Their world is very similar to ours, but it is so different. It is often ruled by the absence of contours, colors, sounds, and everything else without which we could not live. In this world, touch is often everything. Although different, they all have desires, aspirations, and ambitions. They rejoice, suffer, and endeavor to bring as much life as possible into their reality, just as we do.
The port of Jaffa in Tel Aviv has a unique center – Nalaga’at (translated from Hebrew – please, touch). The uniqueness of this center for art and culture is not reflected in spectacular performances, ones you have never seen and experienced before. The difference is that blind, mute, and deaf people work in the center in the theater, restaurant, and cafe.
At that time the idea of forming this unique theater troupe started nearly 20 years ago. Actress Adina Tal was in charge of assembling a performing team out of these exceptional people, all to spread the idea of equality, regardless of any diversity. What seemed almost impossible to others and she simultaneously represented a significant challenge that completely changed Adina’s life and the lives of numerous program participants. Nevertheless, realizing this idea took many years, so the first show was performed in front of an audience in 2003. At the time, this was the only theater troupe with blind and deaf actors; some were even mute.
Even though I knew a lot about how this center worked, it wasn’t easy to understand how this was possible. And the answer to my question was straightforward: These people have an immense passion for life, socializing, and new experiences. They want to show us who they are and how much power, determination, and diligence each possesses.
Nalaga’at is a non-profit center where people of different religions, sexes, and nationalities work. Out of a total of 145 employees, 75 are people with disabilities. This center is home to the Nalaga’at Theater, Kapish café, and BlackOut restaurant.
Unlike the actors, people who work in the restaurant are entirely blind, and those who work in the café are mute. The concept is based on the idea that all visitors see life without one of the senses, at least for a few hours. I will try to briefly describe my experience in the center to understand why you must visit this place if you ever find yourself in Israel.
During my visit to Nalaga’at, the show “Not by Bread Alone” was performed. And I must admit that what I experienced that evening exceeded all my expectations—eleven actors on the scene who cannot even see or hear you. Despite the absence of any plot, every minute was valuable and worthy of attention. A seemingly ordinary thing – kneading and baking bread, was much more in this case.
Looking at how they work, we are slowly drawn into their world, where there is no light and sound. This play is made out of touch, music, and sign language. While making bread, they talk about the essence of life with whom they would like to share it. About the faces of dear people, their voices, and everything they remember. Because not all of these people were born deaf and blind, some went blind and deaf during their childhood or early youth.
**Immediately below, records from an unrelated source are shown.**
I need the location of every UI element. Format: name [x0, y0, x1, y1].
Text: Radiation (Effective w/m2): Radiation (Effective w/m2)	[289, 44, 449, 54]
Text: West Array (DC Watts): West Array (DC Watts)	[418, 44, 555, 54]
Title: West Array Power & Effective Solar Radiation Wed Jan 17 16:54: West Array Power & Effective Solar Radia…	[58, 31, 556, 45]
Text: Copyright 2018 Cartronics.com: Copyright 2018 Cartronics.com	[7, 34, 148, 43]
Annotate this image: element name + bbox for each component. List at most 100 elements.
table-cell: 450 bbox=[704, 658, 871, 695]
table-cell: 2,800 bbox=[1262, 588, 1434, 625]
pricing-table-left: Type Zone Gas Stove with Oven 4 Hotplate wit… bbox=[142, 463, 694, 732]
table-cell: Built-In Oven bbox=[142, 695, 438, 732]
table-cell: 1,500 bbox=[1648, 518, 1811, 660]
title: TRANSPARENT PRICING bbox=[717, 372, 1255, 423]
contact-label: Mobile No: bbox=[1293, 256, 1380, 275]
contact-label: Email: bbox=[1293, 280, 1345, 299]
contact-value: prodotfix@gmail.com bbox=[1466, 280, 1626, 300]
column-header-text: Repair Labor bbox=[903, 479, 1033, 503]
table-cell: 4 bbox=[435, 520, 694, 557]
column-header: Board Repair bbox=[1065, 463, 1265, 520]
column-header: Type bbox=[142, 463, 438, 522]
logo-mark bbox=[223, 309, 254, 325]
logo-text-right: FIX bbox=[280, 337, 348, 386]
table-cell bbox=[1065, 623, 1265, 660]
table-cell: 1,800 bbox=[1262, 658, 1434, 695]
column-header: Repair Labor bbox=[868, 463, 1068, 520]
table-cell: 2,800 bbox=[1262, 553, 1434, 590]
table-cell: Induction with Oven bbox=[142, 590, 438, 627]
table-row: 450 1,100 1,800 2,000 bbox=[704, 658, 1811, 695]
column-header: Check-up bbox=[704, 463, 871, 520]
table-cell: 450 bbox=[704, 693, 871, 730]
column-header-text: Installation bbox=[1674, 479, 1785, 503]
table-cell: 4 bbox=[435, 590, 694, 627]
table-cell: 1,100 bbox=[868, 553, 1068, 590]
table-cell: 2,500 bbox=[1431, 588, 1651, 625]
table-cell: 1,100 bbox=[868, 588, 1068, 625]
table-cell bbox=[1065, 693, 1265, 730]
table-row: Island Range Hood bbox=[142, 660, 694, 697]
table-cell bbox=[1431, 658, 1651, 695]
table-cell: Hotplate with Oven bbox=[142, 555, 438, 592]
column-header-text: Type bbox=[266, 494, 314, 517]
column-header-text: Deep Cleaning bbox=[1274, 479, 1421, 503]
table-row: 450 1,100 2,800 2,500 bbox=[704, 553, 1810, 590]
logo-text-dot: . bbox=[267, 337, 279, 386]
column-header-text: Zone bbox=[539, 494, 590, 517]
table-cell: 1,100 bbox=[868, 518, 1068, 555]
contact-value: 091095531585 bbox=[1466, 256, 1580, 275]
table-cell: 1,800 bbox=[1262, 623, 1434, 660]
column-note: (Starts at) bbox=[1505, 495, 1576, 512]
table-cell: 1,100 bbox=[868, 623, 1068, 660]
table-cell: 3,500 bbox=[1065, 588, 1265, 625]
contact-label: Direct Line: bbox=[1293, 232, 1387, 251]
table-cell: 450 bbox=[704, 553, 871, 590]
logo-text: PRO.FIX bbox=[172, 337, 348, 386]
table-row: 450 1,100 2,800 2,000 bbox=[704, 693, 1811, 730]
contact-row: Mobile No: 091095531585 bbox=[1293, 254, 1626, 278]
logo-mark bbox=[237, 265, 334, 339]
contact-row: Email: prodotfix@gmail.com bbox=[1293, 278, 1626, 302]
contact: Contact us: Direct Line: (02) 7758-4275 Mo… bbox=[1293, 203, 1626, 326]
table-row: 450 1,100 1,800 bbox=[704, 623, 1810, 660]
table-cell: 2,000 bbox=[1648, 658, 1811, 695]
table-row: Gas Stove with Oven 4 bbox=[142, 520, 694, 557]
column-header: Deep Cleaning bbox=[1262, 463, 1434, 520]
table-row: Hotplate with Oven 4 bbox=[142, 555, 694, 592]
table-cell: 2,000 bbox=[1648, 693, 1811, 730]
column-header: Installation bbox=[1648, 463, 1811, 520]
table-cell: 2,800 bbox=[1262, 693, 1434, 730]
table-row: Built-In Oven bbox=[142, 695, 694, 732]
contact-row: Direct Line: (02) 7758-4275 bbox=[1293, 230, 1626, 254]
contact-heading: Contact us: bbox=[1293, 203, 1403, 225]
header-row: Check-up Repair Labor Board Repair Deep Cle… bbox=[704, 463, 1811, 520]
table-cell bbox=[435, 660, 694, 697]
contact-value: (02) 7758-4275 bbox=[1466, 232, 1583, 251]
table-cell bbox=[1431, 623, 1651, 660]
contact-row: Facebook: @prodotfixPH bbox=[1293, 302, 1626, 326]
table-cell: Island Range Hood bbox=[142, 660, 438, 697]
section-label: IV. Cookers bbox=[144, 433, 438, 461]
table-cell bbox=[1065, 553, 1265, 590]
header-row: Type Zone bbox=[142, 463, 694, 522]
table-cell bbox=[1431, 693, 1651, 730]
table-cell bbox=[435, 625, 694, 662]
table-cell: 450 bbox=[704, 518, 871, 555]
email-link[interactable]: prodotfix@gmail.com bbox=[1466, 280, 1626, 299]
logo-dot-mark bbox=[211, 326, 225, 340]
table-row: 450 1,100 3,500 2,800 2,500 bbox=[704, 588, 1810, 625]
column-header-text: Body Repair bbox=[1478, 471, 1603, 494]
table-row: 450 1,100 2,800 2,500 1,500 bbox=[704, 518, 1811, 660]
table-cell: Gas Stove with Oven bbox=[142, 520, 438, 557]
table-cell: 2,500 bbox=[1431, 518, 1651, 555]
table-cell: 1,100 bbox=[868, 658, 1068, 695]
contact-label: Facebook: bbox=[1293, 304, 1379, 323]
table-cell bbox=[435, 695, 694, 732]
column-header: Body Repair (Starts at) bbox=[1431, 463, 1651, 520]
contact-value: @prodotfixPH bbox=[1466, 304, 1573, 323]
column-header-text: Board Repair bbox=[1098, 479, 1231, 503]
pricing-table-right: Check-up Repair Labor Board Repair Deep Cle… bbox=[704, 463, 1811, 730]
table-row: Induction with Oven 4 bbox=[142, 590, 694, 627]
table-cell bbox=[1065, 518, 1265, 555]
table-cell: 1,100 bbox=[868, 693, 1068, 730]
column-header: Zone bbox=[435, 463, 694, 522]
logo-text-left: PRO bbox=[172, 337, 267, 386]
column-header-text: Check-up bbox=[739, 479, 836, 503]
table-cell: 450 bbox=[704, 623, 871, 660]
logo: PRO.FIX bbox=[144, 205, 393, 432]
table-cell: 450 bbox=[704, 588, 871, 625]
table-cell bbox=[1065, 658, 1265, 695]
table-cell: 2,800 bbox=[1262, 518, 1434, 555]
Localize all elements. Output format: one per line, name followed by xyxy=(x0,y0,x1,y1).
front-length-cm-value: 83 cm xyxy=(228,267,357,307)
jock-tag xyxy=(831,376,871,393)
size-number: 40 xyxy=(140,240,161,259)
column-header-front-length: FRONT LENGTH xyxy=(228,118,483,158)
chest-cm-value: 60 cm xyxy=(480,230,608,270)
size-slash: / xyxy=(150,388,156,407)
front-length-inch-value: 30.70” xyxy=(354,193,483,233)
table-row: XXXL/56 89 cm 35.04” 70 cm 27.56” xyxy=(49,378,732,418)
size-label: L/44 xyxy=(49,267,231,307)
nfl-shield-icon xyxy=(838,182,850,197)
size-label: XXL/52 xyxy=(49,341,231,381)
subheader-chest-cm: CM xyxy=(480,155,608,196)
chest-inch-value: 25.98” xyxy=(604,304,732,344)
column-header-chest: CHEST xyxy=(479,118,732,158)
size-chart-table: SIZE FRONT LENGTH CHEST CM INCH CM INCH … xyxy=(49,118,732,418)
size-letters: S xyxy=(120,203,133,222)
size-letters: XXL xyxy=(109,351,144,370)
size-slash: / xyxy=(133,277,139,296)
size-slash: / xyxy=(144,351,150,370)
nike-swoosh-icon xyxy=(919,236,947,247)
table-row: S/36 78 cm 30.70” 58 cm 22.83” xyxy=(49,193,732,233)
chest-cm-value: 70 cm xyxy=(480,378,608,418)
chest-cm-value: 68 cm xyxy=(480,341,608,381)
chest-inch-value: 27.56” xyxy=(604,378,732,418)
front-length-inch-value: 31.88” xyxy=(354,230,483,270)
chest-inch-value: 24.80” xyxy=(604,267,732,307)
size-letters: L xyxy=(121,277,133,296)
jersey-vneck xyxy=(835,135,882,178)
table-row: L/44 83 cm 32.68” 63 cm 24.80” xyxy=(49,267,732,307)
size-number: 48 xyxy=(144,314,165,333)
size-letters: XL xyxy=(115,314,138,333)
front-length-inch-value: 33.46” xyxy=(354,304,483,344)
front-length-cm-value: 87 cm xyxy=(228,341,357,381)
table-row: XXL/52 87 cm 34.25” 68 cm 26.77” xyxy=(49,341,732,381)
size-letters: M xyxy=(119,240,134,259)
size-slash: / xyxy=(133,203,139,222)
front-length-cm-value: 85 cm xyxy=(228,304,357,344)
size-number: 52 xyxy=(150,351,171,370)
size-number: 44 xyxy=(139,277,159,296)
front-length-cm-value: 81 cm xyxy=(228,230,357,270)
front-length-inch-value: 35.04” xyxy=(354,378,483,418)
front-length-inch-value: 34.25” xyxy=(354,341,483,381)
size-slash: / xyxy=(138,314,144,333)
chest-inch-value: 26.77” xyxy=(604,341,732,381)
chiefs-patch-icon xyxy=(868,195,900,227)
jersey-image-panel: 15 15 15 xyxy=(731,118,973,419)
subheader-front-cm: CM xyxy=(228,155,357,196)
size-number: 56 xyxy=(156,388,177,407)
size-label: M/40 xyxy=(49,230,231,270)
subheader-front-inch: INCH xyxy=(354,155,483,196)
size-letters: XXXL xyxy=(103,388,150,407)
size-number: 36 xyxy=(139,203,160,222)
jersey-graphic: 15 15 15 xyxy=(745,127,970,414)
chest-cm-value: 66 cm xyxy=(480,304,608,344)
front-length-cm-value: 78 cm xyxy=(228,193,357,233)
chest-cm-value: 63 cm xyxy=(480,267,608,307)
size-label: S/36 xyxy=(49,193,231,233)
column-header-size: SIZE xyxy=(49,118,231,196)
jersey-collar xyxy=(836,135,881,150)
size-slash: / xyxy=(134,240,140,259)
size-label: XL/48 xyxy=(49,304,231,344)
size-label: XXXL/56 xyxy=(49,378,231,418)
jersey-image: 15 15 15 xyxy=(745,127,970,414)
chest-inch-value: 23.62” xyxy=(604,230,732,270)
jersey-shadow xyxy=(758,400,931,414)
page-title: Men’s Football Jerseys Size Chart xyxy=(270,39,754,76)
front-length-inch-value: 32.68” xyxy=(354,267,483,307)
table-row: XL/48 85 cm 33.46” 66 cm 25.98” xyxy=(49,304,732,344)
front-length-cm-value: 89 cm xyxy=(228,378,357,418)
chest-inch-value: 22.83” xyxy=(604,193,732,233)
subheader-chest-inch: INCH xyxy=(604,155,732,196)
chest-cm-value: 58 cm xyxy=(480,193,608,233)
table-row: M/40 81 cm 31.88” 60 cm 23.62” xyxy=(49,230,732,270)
Powerful, disarming, and poignant. You will come out of the theatre changed. And I could not avoid noticing that their world was everything but dark and sad.
After completing this extraordinary performance, a new, exhilarating experience followed – a dinner at the BlackOut restaurant. When it was opened, this was a unique restaurant in the world. Today, restaurants of this type exist in several other world metropolises. BlackOut offers an excellent culinary experience. You will do all you usually do in any restaurant here, only in complete darkness. Before entering the dark room, we left everything that could emit light: cameras and mobile phones. We were allowed to relate to, at least in those 90 minutes, the amount of time a meal lasts, those who spent their entire life without light. We entered the restaurant one behind the other, hands placed on the shoulders of the person in front of us.
We followed the lines on the floor so the blind servers moved easily. The food was served in complete darkness, and the blind servers brought it. They poured our wine and unmistakably knew how not to overfill the glass. The inability to see food will sharpen your sense of smell and taste, and if you choose the surprise menu, you may not even guess what you are eating. You can talk to the person who served you at the end of the dinner. I asked. I listened and felt an endless affection for a woman who responded and who, regardless of her handicap, noticed a lot, surprisingly. I realized that much could be seen with my eyes closed.
After the evening, I could not stop thinking about the endless possibilities for people with difficulties when integrated into society. Remember that these people are often lonely and need to feel useful. The Nalaga’at center is an example to follow to get as many individuals as possible to create, express themselves artistically and earn money. Because, as these actors tell us: They need the bread they are baking, but that is not enough. And, as we do, they need far more than bread for a fulfilling life and happiness.